Ramps

All service providers are required under the Disability Discrimination Act 1995 to take all reasonable measures to ensure that their premises are accessible to people with disabilities. Someone with a disability may need a permanent ramp to access their own premises and/or a portable ramp for personal use.

Are ramps always the answer?

Ramps can work well in many situations. However, remember that propelling a wheelchair up or down even gentle slopes requires strength, dexterity and confidence by the user or their helper/carer. Where there are steeper changes in level a short rise lift or wheelchair- platform-stairlift may be more appropriate. This is not only because of the effort and ability required to negotiate the ramp, but also because of the length of ramp required, which may not fit into the space available.

What should be the gradient of the ramp?

The gradient should be no steeper that 1:12 and preferably should be 1:15 or 1:20.  For detailed information on the layout of ramps consult the “Approved Document M Building Regulations 2004” or contact The Centre for Accessible Environments which operates a free telephone advisory service.

Temporary Ramps

Small portable ramps and larger multi-sectional ramps

These may be suitable in situations where ramped access may be required on a short term basis or where a permanent ramp cannot be fitted.

Types of Portable ramps

  •  Made in a range of materials.
  •  Two channelling ramps.
  •  Single platform ramps.
  •  Folding, roll-up and/or telescopic.
  •  Multi-section ramps are larger and although they can be dismantled and moved to another site they cannot be considered portable.

Are there any regulations regarding the use of portable ramps?

There are no regulations.

What points should I consider when choosing a ramp?

  •  What is the height difference between the two levels which the ramp has to bridge?

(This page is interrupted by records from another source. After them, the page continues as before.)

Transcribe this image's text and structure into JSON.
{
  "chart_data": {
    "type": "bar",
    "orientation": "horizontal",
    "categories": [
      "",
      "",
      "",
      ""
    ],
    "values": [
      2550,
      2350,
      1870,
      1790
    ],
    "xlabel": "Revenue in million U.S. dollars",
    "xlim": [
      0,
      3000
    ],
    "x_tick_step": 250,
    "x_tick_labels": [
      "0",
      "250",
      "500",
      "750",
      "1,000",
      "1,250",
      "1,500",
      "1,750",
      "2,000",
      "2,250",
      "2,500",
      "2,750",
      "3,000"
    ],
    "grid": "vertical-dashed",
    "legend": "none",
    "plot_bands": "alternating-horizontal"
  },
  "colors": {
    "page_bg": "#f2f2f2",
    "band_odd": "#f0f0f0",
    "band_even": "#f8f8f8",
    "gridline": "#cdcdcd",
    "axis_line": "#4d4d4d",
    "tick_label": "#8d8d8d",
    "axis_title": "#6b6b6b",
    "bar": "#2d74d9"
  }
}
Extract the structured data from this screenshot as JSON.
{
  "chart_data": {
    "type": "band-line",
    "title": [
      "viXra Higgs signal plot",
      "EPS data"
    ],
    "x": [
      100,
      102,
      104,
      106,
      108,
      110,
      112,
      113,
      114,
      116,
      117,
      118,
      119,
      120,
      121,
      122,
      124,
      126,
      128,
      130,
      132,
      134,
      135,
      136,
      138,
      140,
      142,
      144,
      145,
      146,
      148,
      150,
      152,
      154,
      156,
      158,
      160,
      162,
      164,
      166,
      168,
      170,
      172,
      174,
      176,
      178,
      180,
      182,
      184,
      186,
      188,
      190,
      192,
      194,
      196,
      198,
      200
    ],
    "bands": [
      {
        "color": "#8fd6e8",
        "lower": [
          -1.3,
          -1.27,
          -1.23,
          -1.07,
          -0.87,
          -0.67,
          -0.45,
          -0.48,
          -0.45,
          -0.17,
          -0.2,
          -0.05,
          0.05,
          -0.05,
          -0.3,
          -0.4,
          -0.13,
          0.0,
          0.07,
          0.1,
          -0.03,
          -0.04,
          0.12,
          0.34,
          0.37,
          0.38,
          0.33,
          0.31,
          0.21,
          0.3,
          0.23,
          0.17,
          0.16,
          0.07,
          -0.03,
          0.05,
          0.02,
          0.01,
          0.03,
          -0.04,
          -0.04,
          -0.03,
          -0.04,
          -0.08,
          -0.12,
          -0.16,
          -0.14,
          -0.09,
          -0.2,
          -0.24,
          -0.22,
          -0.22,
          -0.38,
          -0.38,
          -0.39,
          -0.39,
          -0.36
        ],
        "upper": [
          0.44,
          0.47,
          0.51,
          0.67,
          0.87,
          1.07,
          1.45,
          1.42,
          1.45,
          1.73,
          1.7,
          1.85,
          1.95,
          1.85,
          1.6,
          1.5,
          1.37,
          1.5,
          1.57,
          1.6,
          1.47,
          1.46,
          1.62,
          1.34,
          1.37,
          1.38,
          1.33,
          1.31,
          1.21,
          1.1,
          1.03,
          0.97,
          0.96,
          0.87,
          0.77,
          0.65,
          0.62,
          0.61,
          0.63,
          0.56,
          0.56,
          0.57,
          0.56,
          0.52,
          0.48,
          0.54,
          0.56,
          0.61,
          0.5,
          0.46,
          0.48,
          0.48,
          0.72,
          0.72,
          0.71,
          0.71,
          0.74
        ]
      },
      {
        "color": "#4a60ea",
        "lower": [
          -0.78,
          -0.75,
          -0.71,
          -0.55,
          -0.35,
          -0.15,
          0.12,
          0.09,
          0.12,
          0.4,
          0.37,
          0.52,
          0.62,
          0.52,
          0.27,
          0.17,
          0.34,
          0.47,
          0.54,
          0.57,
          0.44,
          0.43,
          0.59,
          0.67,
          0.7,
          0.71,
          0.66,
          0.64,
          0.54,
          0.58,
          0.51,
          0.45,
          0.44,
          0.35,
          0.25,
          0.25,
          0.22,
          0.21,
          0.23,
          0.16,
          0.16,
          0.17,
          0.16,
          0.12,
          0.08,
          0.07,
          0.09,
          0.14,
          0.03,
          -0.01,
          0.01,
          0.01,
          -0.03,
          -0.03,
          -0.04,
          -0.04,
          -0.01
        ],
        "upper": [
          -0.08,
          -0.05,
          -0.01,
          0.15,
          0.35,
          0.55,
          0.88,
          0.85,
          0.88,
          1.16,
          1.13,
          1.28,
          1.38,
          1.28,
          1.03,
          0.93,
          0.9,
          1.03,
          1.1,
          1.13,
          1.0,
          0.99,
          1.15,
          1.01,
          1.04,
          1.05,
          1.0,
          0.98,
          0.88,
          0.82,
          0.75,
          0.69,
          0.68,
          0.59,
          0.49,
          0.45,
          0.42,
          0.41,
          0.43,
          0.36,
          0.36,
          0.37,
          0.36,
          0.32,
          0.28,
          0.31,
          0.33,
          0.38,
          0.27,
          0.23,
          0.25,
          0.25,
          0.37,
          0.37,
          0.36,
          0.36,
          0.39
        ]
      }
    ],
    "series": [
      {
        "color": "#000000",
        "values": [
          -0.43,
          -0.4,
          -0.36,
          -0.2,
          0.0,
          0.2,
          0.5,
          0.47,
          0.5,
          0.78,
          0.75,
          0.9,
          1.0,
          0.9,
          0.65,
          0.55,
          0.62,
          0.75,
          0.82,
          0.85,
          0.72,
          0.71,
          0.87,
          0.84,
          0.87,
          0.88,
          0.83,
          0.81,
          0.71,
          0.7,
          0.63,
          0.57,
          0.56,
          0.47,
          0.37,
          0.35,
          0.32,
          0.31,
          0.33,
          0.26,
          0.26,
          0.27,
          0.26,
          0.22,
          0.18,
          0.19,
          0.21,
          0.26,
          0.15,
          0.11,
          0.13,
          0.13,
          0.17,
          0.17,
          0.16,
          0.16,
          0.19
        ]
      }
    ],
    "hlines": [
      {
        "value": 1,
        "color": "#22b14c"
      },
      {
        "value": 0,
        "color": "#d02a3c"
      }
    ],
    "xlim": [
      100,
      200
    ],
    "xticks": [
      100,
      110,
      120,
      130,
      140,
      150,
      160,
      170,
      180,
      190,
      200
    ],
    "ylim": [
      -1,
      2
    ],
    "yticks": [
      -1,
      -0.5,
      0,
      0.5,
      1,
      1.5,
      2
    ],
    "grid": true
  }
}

Most portable ramps are only suitable for use over the equivalent of one or two doorsteps or thresholds. Some suppliers provide made to measure ramps and on-site surveys.
  •  Will the ramp need to be lifted frequently – how heavy is it, do you need an ultralite version?
  •  If the ramp cannot be left in place due to causing due to causing an obstruction or hazard or possible theft is there space to store it – a folding or telescopic ramp should be considered.
  •  Will the ramp need to be transported in the car? If so, will it fit into the car?
  •  Check the weight limit of the ramp – will it be strong enough to support the
  • weight of wheelchair or scooter plus the weight of the user and also a helper or carer.
  •  Are the supporting surfaces of the ramp secure and slip resistant?
  •  How high is the threshold? Some doors, especially UPVC and patio doors have a high threshold as well as a doorstep. It may be necessary to use a threshold ramp to bridge the gap.
  •  Users of 3-wheeled scooters need a ramp that can support the front (middle) wheel.
  •  Ramps should have raised edges to prevent wheels from going over the side.